Bei der Milch- und Fleischproduktion sollte es endlich nicht mehr um die Vermarktung von Überschüssen gehen, sondern um eine Reduktion der Mengen bei gleichzeitiger Anhebung und Auszeichnung der Qualität. Petrovic: "Offene Stalltüren statt Strafen und Verfolgung von Tierschützerinnen und Tierschützern, die Missstände anprangern. Qualitätsprogramme, die alle Lebensphasen der Tiere umfassen und klare Vorgaben für Genetik, Aufzucht, Fütterung, Transport und Schlachtung vorsehen. Nur für solche tiergerechte Erzeugungen gibt es mittelfristig gute Marktchancen und nur solche Produktionen werden nicht auf Proteste und Widerstand stoßen". Die Landwirtschaftskammern würden den Umstieg auf kontrollierte, tiergerechte Produktionen allerdings immer noch bremsen. Noch immer werde auf Quantität und Stalltechnik statt auf Kooperation mit der Tierschutzbewegung gesetzt.

Sechs Forderungen

Daher hat der WTV einen Forderungskatalog ausgearbeitet, der wie folgt lautet:

- lückenlose Deklaration tierischer Produkte nach den Lebensbedingungen der Tiere

- flächendeckende Kontrollen unter Einbindung der Tierschutzorganisationen

- Übernahme der Kontrollkosten durch die Öffentliche Hand; Bezahlung der Kontrollen aus EU-Mitteln

- Verpflichtende Verwendung von tierischen Produkten höchster Qualität nach dem Tiergerechtheits-Index (nach Bartussek) in allen Kindergärten, Schulen, öffentlichen Kantinen, Spitälern, Kasernen, etc.
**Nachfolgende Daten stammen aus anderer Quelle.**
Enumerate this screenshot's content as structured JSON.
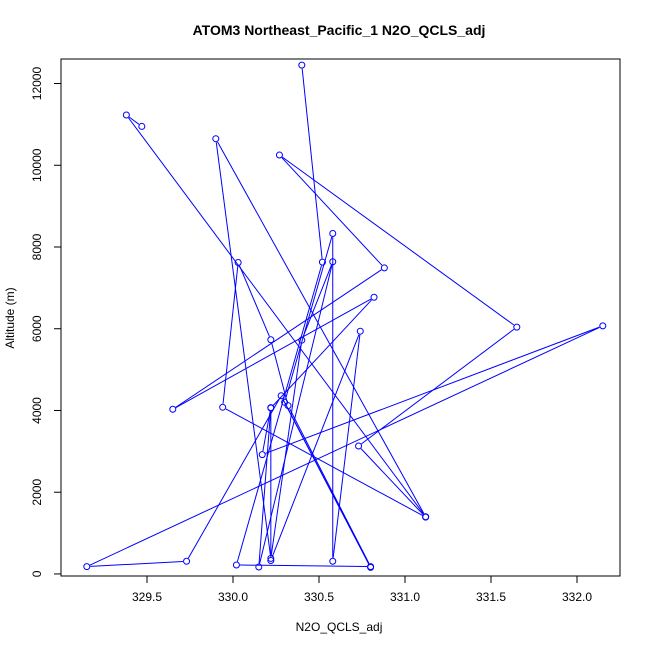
{
  "chart_data": {
    "type": "line",
    "title": "ATOM3 Northeast_Pacific_1 N2O_QCLS_adj",
    "xlabel": "N2O_QCLS_adj",
    "ylabel": "Altitude (m)",
    "xlim": [
      329.0,
      332.25
    ],
    "ylim": [
      -50,
      12600
    ],
    "xticks": [
      329.5,
      330.0,
      330.5,
      331.0,
      331.5,
      332.0
    ],
    "xtick_labels": [
      "329.5",
      "330.0",
      "330.5",
      "331.0",
      "331.5",
      "332.0"
    ],
    "yticks": [
      0,
      2000,
      4000,
      6000,
      8000,
      10000,
      12000
    ],
    "ytick_labels": [
      "0",
      "2000",
      "4000",
      "6000",
      "8000",
      "10000",
      "12000"
    ],
    "series_color": "#0000ff",
    "series": [
      {
        "name": "",
        "points": [
          [
            330.4,
            12450
          ],
          [
            330.52,
            7630
          ],
          [
            330.02,
            220
          ],
          [
            330.8,
            180
          ],
          [
            330.32,
            4120
          ],
          [
            330.22,
            5730
          ],
          [
            330.03,
            7620
          ],
          [
            329.94,
            4080
          ],
          [
            331.12,
            1390
          ],
          [
            330.73,
            3130
          ],
          [
            331.65,
            6040
          ],
          [
            330.27,
            10250
          ],
          [
            330.88,
            7490
          ],
          [
            329.65,
            4030
          ],
          [
            330.82,
            6770
          ],
          [
            330.22,
            4060
          ],
          [
            330.22,
            330
          ],
          [
            330.74,
            5940
          ],
          [
            330.58,
            310
          ],
          [
            330.58,
            8330
          ],
          [
            330.3,
            4200
          ],
          [
            330.8,
            160
          ],
          [
            330.28,
            4360
          ],
          [
            329.73,
            310
          ],
          [
            329.15,
            180
          ],
          [
            332.15,
            6070
          ],
          [
            330.17,
            2920
          ],
          [
            330.22,
            4070
          ],
          [
            330.15,
            170
          ],
          [
            330.58,
            7640
          ],
          [
            330.4,
            5720
          ],
          [
            330.22,
            380
          ],
          [
            329.9,
            10650
          ],
          [
            331.12,
            1400
          ],
          [
            329.38,
            11230
          ],
          [
            329.47,
            10950
          ]
        ]
      }
    ]
  }
}
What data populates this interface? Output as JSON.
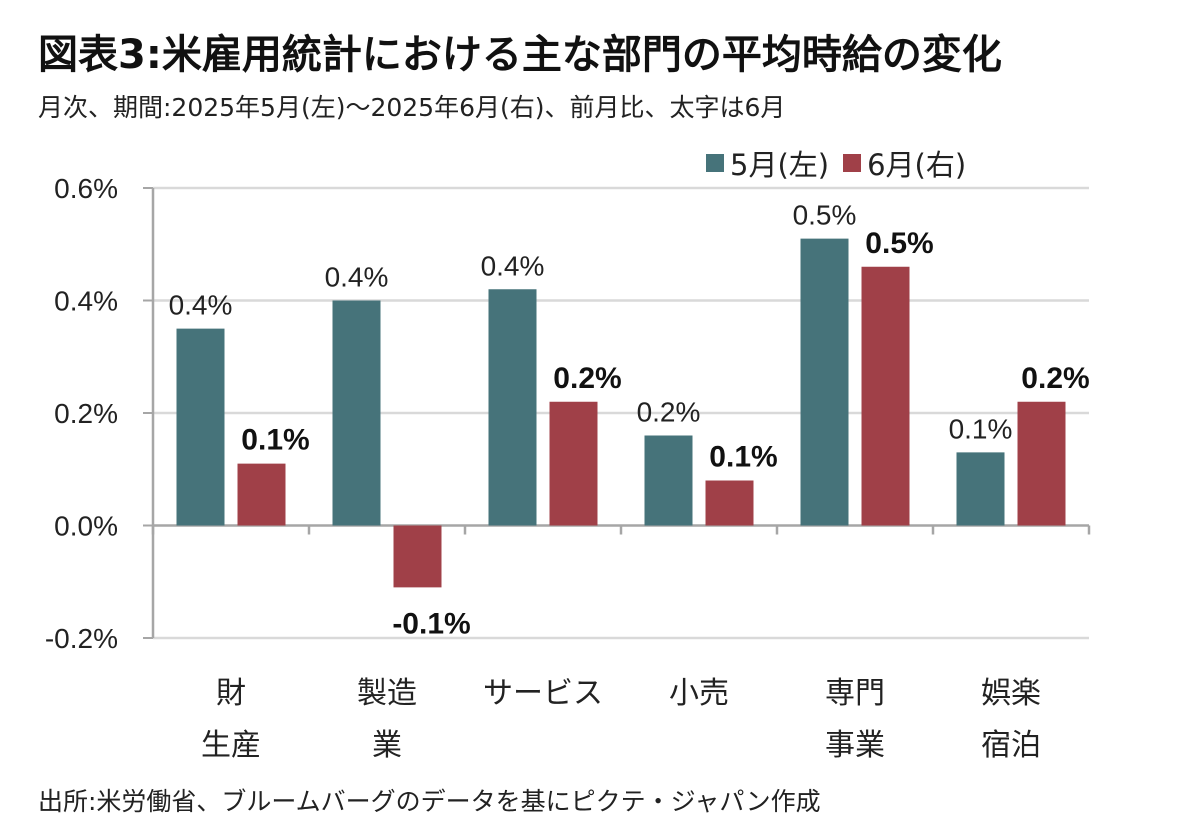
{
  "header": {
    "title": "図表3:米雇用統計における主な部門の平均時給の変化",
    "subtitle": "月次、期間:2025年5月(左)～2025年6月(右)、前月比、太字は6月"
  },
  "footer": {
    "source": "出所:米労働省、ブルームバーグのデータを基にピクテ・ジャパン作成"
  },
  "colors": {
    "may": "#46737A",
    "june": "#A04048",
    "grid": "#D9D9D9",
    "axis": "#A6A6A6"
  },
  "chart_data": {
    "type": "bar",
    "title": "図表3:米雇用統計における主な部門の平均時給の変化",
    "subtitle": "月次、期間:2025年5月(左)～2025年6月(右)、前月比、太字は6月",
    "xlabel": "",
    "ylabel": "",
    "ylim": [
      -0.2,
      0.6
    ],
    "yticks": [
      -0.2,
      0.0,
      0.2,
      0.4,
      0.6
    ],
    "ytick_labels": [
      "-0.2%",
      "0.0%",
      "0.2%",
      "0.4%",
      "0.6%"
    ],
    "grid": true,
    "legend_position": "top-right",
    "categories": [
      [
        "財",
        "生産"
      ],
      [
        "製造",
        "業"
      ],
      [
        "サービス"
      ],
      [
        "小売"
      ],
      [
        "専門",
        "事業"
      ],
      [
        "娯楽",
        "宿泊"
      ]
    ],
    "series": [
      {
        "name": "5月(左)",
        "color_key": "may",
        "values": [
          0.35,
          0.4,
          0.42,
          0.16,
          0.51,
          0.13
        ],
        "labels": [
          "0.4%",
          "0.4%",
          "0.4%",
          "0.2%",
          "0.5%",
          "0.1%"
        ],
        "bold": false
      },
      {
        "name": "6月(右)",
        "color_key": "june",
        "values": [
          0.11,
          -0.11,
          0.22,
          0.08,
          0.46,
          0.22
        ],
        "labels": [
          "0.1%",
          "-0.1%",
          "0.2%",
          "0.1%",
          "0.5%",
          "0.2%"
        ],
        "bold": true
      }
    ]
  }
}
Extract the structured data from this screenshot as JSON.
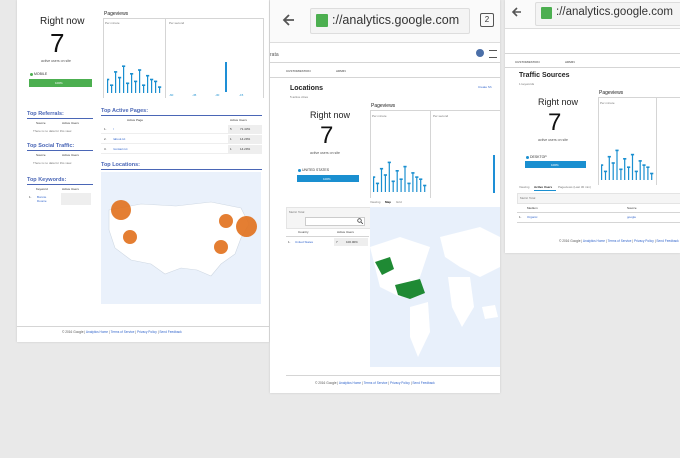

- Sinngemäße Anwendung der Tierschutzbestimmungen auch für landwirtschaftliche Nutztiere

- Schaffung einer bundesweiten Ombudsstelle mit Parteistellung in Verfahren wegen Tierquälerei

"Österreich hat als kleines Land das Zeug dazu, ein Vorzeige-Modell für ganz Europa auf die Beine zu stellen. Faire und gesunde Lebensmittel müssen einen fairen und kostendeckenden Preis erzielen. Die Tierschutzbewegung will das für eine flächendeckend tiergerechte Produktion in Österreich garantieren", so Petrovic abschließend.